耳畔没有一丁点声音,难道出现幻觉了?
蹑手蹑脚的从被子里钻出来,跑到窗户边,楼下确实多了一辆车,可陆毅臣人呢?
打开卧室门,走廊外空荡荡的,离主卧三四米的地方,有一个备用卧室,此时,房门半掩,里头传来不轻不重的脚步声。

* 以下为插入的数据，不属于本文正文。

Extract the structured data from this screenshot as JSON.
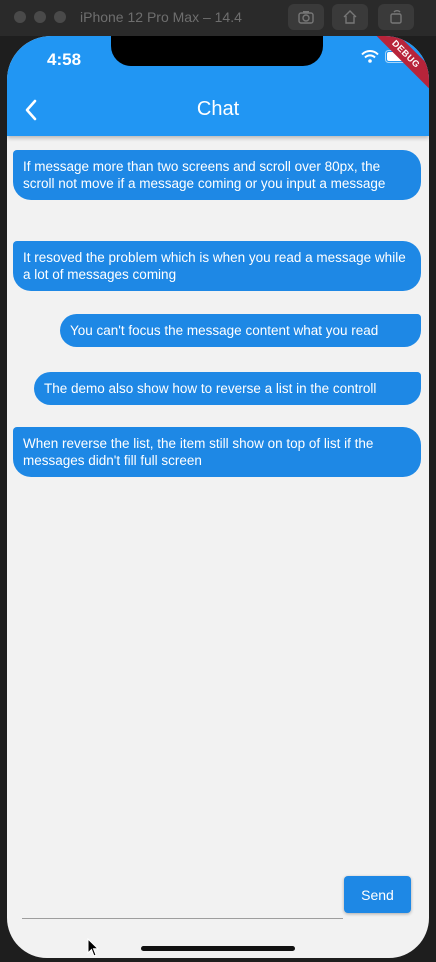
{
  "simulator": {
    "title": "iPhone 12 Pro Max – 14.4"
  },
  "status_bar": {
    "time": "4:58",
    "debug_label": "DEBUG"
  },
  "app_bar": {
    "title": "Chat",
    "back_icon": "chevron-left-icon"
  },
  "messages": [
    {
      "text": "If message more than two screens and scroll over 80px, the scroll not move if a message coming or you input a message",
      "side": "left"
    },
    {
      "text": "It resoved the problem which is when you read a message while a lot of messages coming",
      "side": "left"
    },
    {
      "text": "You can't focus the message content what you read",
      "side": "right"
    },
    {
      "text": "The demo also show how to reverse a list in the controll",
      "side": "right"
    },
    {
      "text": "When reverse the list, the item still show on top of list if the messages didn't fill full screen",
      "side": "left"
    }
  ],
  "composer": {
    "send_label": "Send",
    "input_value": ""
  },
  "colors": {
    "app_bar": "#2196f3",
    "bubble": "#1e88e5",
    "background": "#f2f2f2",
    "debug_ribbon": "#b8243a"
  }
}
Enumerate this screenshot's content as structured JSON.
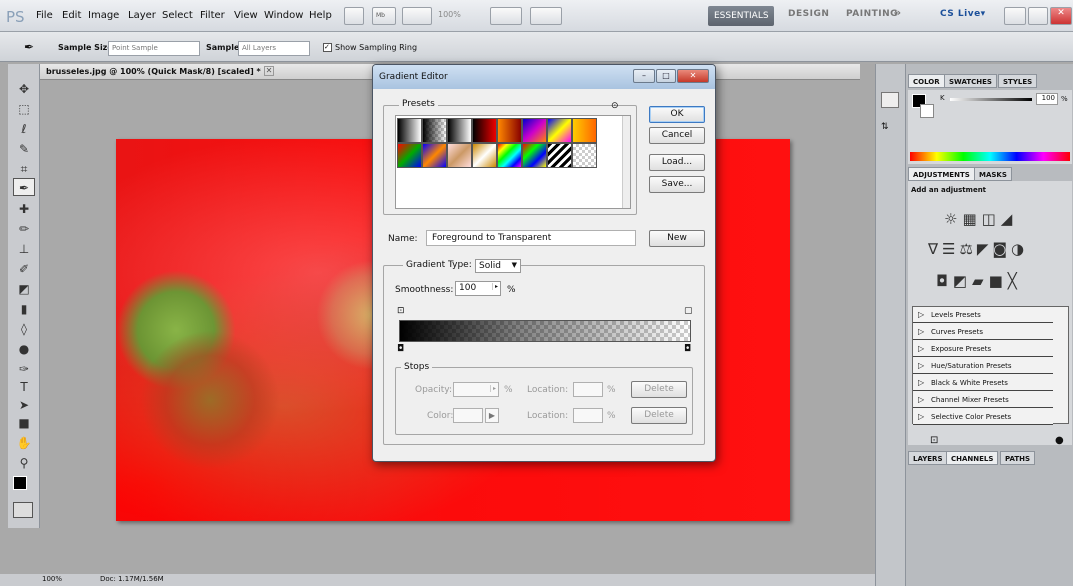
{
  "app": {
    "logo": "PS"
  },
  "menu": [
    "File",
    "Edit",
    "Image",
    "Layer",
    "Select",
    "Filter",
    "View",
    "Window",
    "Help"
  ],
  "zoom_display": "100%",
  "workspaces": {
    "essentials": "ESSENTIALS",
    "design": "DESIGN",
    "painting": "PAINTING",
    "more": "»",
    "cslive": "CS Live▾"
  },
  "options": {
    "sample_size_label": "Sample Size:",
    "sample_size_value": "Point Sample",
    "sample_label": "Sample:",
    "sample_value": "All Layers",
    "show_ring_label": "Show Sampling Ring",
    "show_ring_checked": true
  },
  "document": {
    "tab_title": "brusseles.jpg @ 100% (Quick Mask/8) [scaled] *"
  },
  "status": {
    "zoom": "100%",
    "doc": "Doc: 1.17M/1.56M"
  },
  "dialog": {
    "title": "Gradient Editor",
    "presets_label": "Presets",
    "buttons": {
      "ok": "OK",
      "cancel": "Cancel",
      "load": "Load...",
      "save": "Save...",
      "new": "New"
    },
    "name_label": "Name:",
    "name_value": "Foreground to Transparent",
    "gradient_type_label": "Gradient Type:",
    "gradient_type_value": "Solid",
    "smoothness_label": "Smoothness:",
    "smoothness_value": "100",
    "smoothness_unit": "%",
    "stops_label": "Stops",
    "opacity_label": "Opacity:",
    "opacity_unit": "%",
    "location_label": "Location:",
    "location_unit": "%",
    "color_label": "Color:",
    "delete_label": "Delete"
  },
  "panels": {
    "color_tabs": [
      "COLOR",
      "SWATCHES",
      "STYLES"
    ],
    "k_label": "K",
    "k_value": "100",
    "k_unit": "%",
    "adj_tabs": [
      "ADJUSTMENTS",
      "MASKS"
    ],
    "add_adjustment": "Add an adjustment",
    "presets": [
      "Levels Presets",
      "Curves Presets",
      "Exposure Presets",
      "Hue/Saturation Presets",
      "Black & White Presets",
      "Channel Mixer Presets",
      "Selective Color Presets"
    ],
    "bottom_tabs": [
      "LAYERS",
      "CHANNELS",
      "PATHS"
    ]
  }
}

奇怪,好端端的干嘛要去次卧?难不成有什么不可告人的小秘密?
夏树像猫儿一样踮着脚朝次卧靠近,扒着门缝往里看。
陆毅臣仰躺在沙发上,西装外套搭在扶手上,只穿了一件银灰色的衬衫,领带松垮垮的挂在脖子上,袖子翻折到手肘处,此刻的他显得没有丝毫棱角,温润之余又带着点慵懒。
但这仅仅是表象。
“躲在外面干什么?进来。”沙发上的男人低哑开口。
夏树大囧,这么小心也能被发现?
推门而入时,她愣住了:“你喝酒了?”
男人的世界里,有酒局是很正常的,不喝酒才奇怪,但陆毅臣不一样,他这个人分寸感很强,哪怕应酬也都点到为止,从未像今天这样带着一身酒味回家。
“我替你倒杯水吧。”她试探道。
陆毅臣没有同意也没有拒绝,直直的看着她,丝毫没有冒犯的意思。
记得有一回忍不住问薛洋:“陆毅臣不好色,不好赌,又不好酒,会不会是个变态啊?”
薛洋在电话里回她一句话:“你所谓的变态就是这个?”
夏树赶忙解释:“我觉得有点不符合逻辑,所以才问你的。”
“就算他变态,也变不到你身上。挂了。”
想到这儿,夏树不由得目光下移,当看见男人平坦的裤裆时,一个惊悚的念头从脑海中闪过。